De acordo com o processo, o colegiado entendeu que não houve comprovação de culpa por parte do consumidor. Por isso, ele não deve responder pelos danos materiais. Além disso, os magistrados reforçaram que o risco da atividade comercial recai sobre a própria empresa, o que afasta a responsabilização do cliente.

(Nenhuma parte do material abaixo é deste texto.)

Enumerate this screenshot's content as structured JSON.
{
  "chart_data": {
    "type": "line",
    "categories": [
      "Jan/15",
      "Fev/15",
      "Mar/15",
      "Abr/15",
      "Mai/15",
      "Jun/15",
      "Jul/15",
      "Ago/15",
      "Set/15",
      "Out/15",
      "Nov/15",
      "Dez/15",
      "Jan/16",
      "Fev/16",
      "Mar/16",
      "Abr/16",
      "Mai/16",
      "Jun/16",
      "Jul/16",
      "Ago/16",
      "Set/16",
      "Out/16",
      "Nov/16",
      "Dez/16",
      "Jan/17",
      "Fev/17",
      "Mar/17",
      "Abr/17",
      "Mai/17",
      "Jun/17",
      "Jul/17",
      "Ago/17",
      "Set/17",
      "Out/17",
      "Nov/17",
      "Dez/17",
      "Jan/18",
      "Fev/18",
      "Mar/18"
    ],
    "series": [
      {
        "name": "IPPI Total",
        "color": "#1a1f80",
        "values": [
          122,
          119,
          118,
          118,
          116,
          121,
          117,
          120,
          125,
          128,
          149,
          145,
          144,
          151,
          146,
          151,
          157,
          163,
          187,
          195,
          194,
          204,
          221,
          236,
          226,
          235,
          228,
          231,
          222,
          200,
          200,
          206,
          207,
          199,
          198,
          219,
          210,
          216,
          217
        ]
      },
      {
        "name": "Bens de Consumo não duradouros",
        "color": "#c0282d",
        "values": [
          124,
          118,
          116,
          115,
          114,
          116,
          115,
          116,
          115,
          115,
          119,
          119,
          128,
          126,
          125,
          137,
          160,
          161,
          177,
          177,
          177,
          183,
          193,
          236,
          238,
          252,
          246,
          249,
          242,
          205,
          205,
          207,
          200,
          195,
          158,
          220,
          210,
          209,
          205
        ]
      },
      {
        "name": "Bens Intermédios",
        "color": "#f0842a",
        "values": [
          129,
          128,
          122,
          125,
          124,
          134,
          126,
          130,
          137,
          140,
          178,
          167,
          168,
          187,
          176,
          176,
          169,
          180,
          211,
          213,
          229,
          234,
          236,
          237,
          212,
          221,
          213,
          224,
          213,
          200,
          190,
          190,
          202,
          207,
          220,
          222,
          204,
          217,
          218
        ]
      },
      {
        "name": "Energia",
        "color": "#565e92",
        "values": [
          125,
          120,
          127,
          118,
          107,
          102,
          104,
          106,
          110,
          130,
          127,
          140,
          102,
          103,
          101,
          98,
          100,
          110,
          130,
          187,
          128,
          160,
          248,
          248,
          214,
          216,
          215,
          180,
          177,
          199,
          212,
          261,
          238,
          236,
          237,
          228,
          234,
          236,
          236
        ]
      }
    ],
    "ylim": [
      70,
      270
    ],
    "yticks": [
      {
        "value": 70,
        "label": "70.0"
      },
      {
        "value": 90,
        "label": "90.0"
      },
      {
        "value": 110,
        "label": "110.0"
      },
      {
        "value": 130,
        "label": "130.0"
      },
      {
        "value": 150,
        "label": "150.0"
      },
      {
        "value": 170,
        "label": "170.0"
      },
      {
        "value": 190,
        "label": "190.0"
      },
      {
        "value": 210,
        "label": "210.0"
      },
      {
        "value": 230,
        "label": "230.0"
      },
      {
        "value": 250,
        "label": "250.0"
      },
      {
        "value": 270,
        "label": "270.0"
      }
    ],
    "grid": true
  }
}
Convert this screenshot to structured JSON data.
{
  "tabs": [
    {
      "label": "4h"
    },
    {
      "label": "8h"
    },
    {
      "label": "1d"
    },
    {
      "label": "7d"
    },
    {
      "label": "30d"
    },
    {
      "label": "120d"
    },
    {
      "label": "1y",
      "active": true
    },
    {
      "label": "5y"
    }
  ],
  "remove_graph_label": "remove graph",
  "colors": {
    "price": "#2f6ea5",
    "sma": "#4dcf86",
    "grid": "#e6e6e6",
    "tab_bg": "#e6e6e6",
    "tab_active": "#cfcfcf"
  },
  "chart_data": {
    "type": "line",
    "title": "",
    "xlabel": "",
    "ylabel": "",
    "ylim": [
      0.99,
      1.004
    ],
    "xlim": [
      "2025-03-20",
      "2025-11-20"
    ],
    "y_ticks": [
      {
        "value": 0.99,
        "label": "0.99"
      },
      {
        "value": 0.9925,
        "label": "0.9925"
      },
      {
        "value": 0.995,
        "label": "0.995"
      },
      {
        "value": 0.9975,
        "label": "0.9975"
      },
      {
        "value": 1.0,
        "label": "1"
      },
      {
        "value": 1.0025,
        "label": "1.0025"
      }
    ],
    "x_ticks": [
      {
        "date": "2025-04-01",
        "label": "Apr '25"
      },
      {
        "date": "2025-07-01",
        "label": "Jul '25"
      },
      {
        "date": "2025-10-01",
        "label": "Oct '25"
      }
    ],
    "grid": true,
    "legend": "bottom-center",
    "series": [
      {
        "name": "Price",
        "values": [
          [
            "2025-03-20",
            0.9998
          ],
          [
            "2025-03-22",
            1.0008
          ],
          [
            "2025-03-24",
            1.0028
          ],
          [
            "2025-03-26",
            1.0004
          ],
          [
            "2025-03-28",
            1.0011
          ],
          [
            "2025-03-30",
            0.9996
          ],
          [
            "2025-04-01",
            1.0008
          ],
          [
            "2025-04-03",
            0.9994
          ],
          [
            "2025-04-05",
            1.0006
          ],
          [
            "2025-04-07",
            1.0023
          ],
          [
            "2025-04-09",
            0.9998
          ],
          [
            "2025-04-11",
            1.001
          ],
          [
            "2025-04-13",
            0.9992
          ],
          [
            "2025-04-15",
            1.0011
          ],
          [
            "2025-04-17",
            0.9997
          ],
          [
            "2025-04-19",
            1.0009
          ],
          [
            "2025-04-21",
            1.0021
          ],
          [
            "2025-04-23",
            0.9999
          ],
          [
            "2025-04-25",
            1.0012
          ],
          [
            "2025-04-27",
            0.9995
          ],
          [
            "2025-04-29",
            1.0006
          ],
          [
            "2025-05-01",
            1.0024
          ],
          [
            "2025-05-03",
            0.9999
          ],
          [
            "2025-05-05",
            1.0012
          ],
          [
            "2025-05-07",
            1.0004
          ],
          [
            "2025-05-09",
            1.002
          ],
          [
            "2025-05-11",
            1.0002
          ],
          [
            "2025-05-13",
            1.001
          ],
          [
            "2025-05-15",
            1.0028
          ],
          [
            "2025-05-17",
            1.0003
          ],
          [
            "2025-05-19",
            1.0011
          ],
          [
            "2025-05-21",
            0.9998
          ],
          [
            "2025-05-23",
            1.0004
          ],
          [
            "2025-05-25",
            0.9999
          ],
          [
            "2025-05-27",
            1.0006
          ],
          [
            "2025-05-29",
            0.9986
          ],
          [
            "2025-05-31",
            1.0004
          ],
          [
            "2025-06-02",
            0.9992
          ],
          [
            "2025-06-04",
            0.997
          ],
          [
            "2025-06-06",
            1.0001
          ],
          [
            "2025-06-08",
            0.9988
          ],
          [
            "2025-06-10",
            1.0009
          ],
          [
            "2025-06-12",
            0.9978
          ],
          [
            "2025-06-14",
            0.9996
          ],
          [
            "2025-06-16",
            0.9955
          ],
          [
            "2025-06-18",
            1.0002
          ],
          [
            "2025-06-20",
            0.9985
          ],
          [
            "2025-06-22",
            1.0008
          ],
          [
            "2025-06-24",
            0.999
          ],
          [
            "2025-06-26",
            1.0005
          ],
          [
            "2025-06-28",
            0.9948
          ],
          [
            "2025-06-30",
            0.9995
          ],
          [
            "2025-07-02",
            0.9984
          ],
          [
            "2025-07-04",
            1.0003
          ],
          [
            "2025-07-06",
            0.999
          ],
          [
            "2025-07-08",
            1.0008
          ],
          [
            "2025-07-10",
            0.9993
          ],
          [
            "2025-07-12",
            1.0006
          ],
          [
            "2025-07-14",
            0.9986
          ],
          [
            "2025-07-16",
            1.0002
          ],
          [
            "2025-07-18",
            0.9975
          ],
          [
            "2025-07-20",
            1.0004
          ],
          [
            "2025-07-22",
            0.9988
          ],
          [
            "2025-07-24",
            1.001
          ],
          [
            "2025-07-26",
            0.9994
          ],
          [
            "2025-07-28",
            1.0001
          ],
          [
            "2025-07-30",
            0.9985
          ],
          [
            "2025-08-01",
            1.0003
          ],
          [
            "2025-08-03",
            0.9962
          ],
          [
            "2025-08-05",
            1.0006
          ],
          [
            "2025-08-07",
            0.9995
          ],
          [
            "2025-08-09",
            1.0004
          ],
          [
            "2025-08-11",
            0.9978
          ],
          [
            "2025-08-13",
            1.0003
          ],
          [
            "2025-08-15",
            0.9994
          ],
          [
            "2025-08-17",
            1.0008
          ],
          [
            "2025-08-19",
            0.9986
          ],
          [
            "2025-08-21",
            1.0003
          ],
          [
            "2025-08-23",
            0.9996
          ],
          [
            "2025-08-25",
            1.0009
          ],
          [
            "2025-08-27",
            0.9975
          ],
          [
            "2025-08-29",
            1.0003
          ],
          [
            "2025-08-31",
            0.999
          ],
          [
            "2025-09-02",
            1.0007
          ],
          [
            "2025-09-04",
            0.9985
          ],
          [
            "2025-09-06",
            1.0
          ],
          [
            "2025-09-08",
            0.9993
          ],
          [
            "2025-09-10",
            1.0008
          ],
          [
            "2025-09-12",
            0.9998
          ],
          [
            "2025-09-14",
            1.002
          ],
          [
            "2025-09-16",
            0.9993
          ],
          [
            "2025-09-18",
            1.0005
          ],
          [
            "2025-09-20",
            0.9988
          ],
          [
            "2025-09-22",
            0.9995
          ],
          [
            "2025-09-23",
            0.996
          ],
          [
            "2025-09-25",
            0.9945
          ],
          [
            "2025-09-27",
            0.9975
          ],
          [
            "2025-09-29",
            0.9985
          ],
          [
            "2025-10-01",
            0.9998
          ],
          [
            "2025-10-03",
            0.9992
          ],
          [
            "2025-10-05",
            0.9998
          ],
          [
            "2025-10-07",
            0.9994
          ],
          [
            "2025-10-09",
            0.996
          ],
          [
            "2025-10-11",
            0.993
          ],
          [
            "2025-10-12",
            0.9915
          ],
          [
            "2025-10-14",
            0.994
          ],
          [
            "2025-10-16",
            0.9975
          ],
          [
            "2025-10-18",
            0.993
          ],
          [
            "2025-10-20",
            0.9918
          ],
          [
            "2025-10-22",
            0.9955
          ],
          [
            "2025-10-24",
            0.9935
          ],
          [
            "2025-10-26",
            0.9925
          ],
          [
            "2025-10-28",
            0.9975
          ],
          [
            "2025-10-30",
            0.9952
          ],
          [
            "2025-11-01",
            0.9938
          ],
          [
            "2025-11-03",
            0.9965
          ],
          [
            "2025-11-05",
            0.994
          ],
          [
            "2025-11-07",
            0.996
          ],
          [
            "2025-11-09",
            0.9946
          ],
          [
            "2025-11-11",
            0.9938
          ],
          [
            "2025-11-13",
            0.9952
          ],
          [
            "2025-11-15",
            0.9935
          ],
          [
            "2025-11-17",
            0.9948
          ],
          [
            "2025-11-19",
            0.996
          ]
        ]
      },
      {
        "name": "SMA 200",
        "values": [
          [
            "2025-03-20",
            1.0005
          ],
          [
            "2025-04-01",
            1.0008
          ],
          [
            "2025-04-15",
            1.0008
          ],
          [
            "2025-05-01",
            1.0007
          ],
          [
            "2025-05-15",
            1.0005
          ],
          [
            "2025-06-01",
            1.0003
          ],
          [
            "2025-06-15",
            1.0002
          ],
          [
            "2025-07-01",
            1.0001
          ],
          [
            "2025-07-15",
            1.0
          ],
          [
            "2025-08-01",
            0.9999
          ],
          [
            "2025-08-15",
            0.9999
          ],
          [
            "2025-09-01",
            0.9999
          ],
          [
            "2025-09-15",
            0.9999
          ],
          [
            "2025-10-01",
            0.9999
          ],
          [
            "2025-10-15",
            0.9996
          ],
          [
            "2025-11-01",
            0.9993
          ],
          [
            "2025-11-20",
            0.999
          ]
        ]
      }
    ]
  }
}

Outro motorista responsabilizado
Em relação aos prejuízos causados pelo acidente, o Tribunal manteve a condenação do outro motorista envolvido na ocorrência, que colidiu na traseira do veículo utilizado no teste. O valor da indenização ainda será definido na fase de liquidação da sentença.
Anteriormente, em primeira instância, a Justiça de Governador Valadares já havia atribuído a responsabilidade ao condutor que provocou a colisão traseira, determinando o pagamento dos danos. Mesmo assim, a concessionária recorreu da decisão.
No recurso, a empresa alegou que o cliente agiu com imprudência ao frear de forma brusca em uma via de trânsito intenso. Além disso, sustentou a validade de um termo de responsabilidade assinado durante o test drive, no qual o consumidor assumiria o compromisso de zelar pelo veículo.
Por outro lado, o cliente afirmou que realizou a frenagem para evitar uma colisão frontal, após a manobra inesperada de um terceiro veículo. Ele também contestou a validade do documento, ao argumentar que a cláusula transferia de forma abusiva os riscos da atividade para o consumidor.
Juíza entendeu que não houve conduta irregular durante frenagem
Ao analisar o caso, a relatora, juíza de 2º grau Kenea Damato, destacou que a relação entre as partes segue as normas do Código de Defesa do Consumidor. Nesse sentido, ela considerou que a frenagem ocorreu por motivo de segurança, o que não configura conduta irregular à luz do Código de Trânsito Brasileiro.
Além disso, a magistrada ressaltou que o test drive possui finalidade comercial e integra a estratégia de vendas da concessionária. Portanto, a empresa deve assumir os riscos inerentes à atividade. Ela também considerou o termo de responsabilidade um contrato de adesão com cláusulas abusivas, por colocar o consumidor em desvantagem exagerada.
Por fim, os desembargadores Ramom Tácio e Joemilson Lopes acompanharam o voto da relatora, mantendo integralmente a decisão.